Antibiotic resistance occurs when bacterial cells adapt to evade a drug designed to kill it. Making changes to the cell wall is one way bacteria accomplish this. Little is known, however, about just how these structures respond when under attack.
With the five-year $1.94 million MIRA grant, Pires’s group will delve deeply into this process through a unique approach that essentially tricks bacteria into revealing where its cell wall is most vulnerable. Such knowledge could help scientists design next-generation antibiotics that circumvent drug resistance mechanisms.
The centerpiece of the research is a process that Pires and his team conduct facilitating live bacteria’s absorption of synthetic cell wall fragments constructed in the lab. These fragments are modified with reporter units, which then allow researchers to observe, in live bacteria, components of the cell wall machinery under various conditions.
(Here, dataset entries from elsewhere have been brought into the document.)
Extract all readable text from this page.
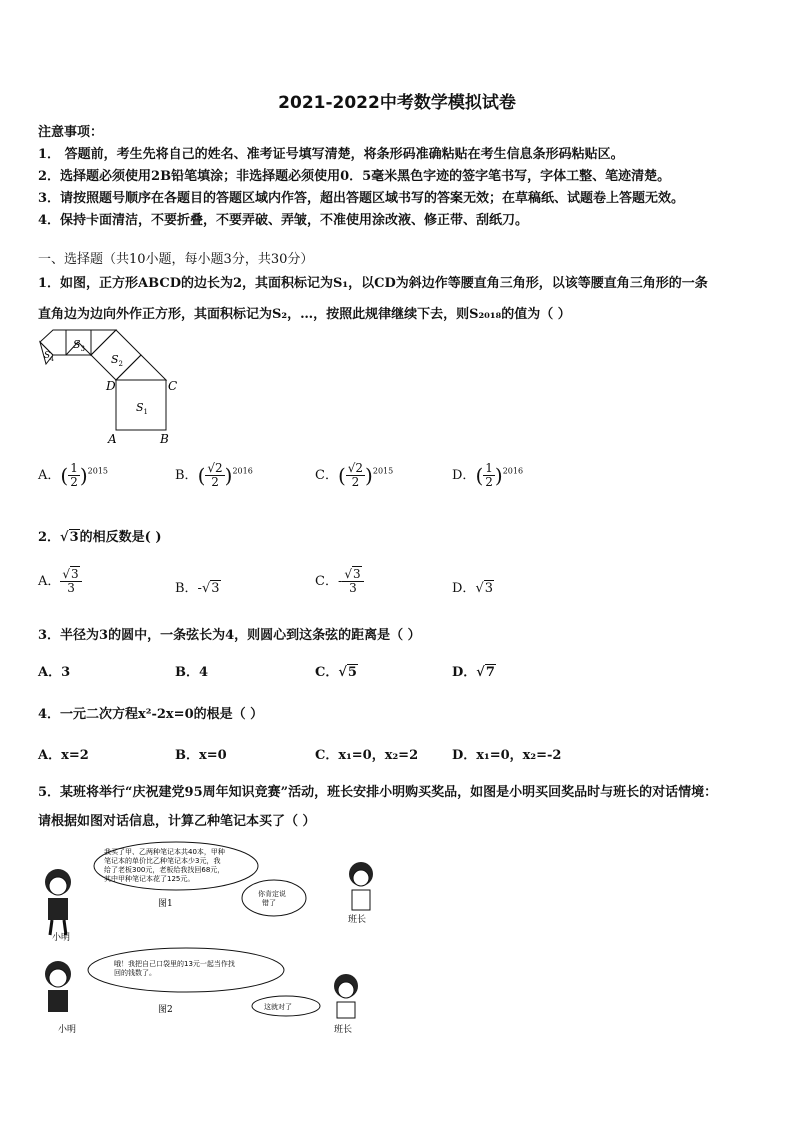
2021-2022中考数学模拟试卷
注意事项：
1． 答题前，考生先将自己的姓名、准考证号填写清楚，将条形码准确粘贴在考生信息条形码粘贴区。
2．选择题必须使用2B铅笔填涂；非选择题必须使用0．5毫米黑色字迹的签字笔书写，字体工整、笔迹清楚。
3．请按照题号顺序在各题目的答题区域内作答，超出答题区域书写的答案无效；在草稿纸、试题卷上答题无效。
4．保持卡面清洁，不要折叠，不要弄破、弄皱，不准使用涂改液、修正带、刮纸刀。
一、选择题（共10小题，每小题3分，共30分）
1．如图，正方形ABCD的边长为2，其面积标记为S₁，以CD为斜边作等腰直角三角形，以该等腰直角三角形的一条
直角边为边向外作正方形，其面积标记为S₂，…，按照此规律继续下去，则S₂₀₁₈的值为（ ）
$S_1$
$S_2$
$S_3$
$S_4$
D	C
A	B
A．( $\frac{1}{2} )^{2015}$	B．( $\frac{√2}{2} )^{2016}$	C．( $\frac{√2}{2} )^{2015}$	D．( $\frac{1}{2} )^{2016}$
2．√3的相反数是( )
A． $\frac{√3}{3}$	B．-√3	C．- $\frac{√3}{3}$	D．√3
3．半径为3的圆中，一条弦长为4，则圆心到这条弦的距离是（ ）
A．3	B．4	C．√5	D．√7
4．一元二次方程x²-2x=0的根是（ ）
A．x=2	B．x=0	C．x₁=0，x₂=2	D．x₁=0，x₂=-2
5．某班将举行“庆祝建党95周年知识竞赛”活动，班长安排小明购买奖品，如图是小明买回奖品时与班长的对话情境：
请根据如图对话信息，计算乙种笔记本买了（ ）
我买了甲、乙两种笔记本共40本，甲种 笔记本的单价比乙种笔记本少3元，我 给了老板300元，老板给我找回68元， 其中甲种笔记本花了125元。
图1
你肯定说 错了
班长
小明
哦！我把自己口袋里的13元一起当作找 回的钱数了。
图2	这就对了
小明	班长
“Bacterial cell walls are unique in their structure and function and are essential to bacterial cells—making them unique targets for the development of antibiotics,” said Pires, assistant professor in the Department of Chemistry. “By ‘tricking’ bacteria into using some of our cell wall building blocks, we get an unprecedented perspective on how they change when challenged with antibiotics.”
MIRA is a program of the National Institute of General Medical Science (NIGMS), a division of NIH that provides support for basic research that increases understanding of biological processes and lays the foundation for advances in disease diagnosis, treatment and prevention. According NIGMS, the goal of MIRA is to increase the efficiency of NIGMS funding by providing investigators with greater stability and flexibility, thereby enhancing scientific productivity and the chances for important breakthroughs.
Identifying Bacterial Cell Wall Changes that Cause Antibiotic Resistance
The stakes for drug design breakthroughs to treat drug-resistant bacteria are high. Every year in the United States, more than two million people are afflicted with resistant bacterial infections. An estimated 23,000 American lives—and 700,000 lives worldwide—are lost yearly as a result of bacterial infections resistant to current antibiotic treatments. These numbers are only expected to grow.
Bacterial cell walls are the target of some of the most powerful antibiotics discovered to date. Cell wall-targeting antibiotics include some commonly prescribed treatments such as penicillin and amoxicillin. Drugs that target bacteria’s cell walls are also among the safest as human cells do not have cell walls and are thus unaffected by the treatment.
According to Pires, individual components of the bacterial cell wall machinery are key to bacteria’s adaptation response and, therefore, to drug-resistance. One of his team’s goals is to identify the cell wall components that bacteria need to successfully adapt and evade the drugs designed to destroy it.
“If we can identify these ‘weak spots,’ said Pires, “we should be able to find ways to inactivate or circumvent them.”
Another focus area is learning more about the crucial “bottleneck step” in the construction of new bacterial cells. For infections to take hold, bacterial cells need to grow and divide. To do this, the components of new cell walls must be produced inside the cell and then transported outside it. This transport step is known as the “bottleneck” of cell wall production or biosynthesis.
Lipid II, the membrane-anchored cell wall precursor that is essential for this step, is the focus of at least four different classes of antibiotics. The treatment works by interrupting the transport process, thus impeding a bacterial cell’s ability to grow and divide. It is also this transport process that bacteria change in response, rendering antibiotics ineffective.
“We are the first group to be able to ‘pierce in’ and study this ‘bottleneck step’ in live bacteria,” said Pires. “We plan to use our technique to understand it more and to discover how bacteria alter this step to become resistant to antibiotics.”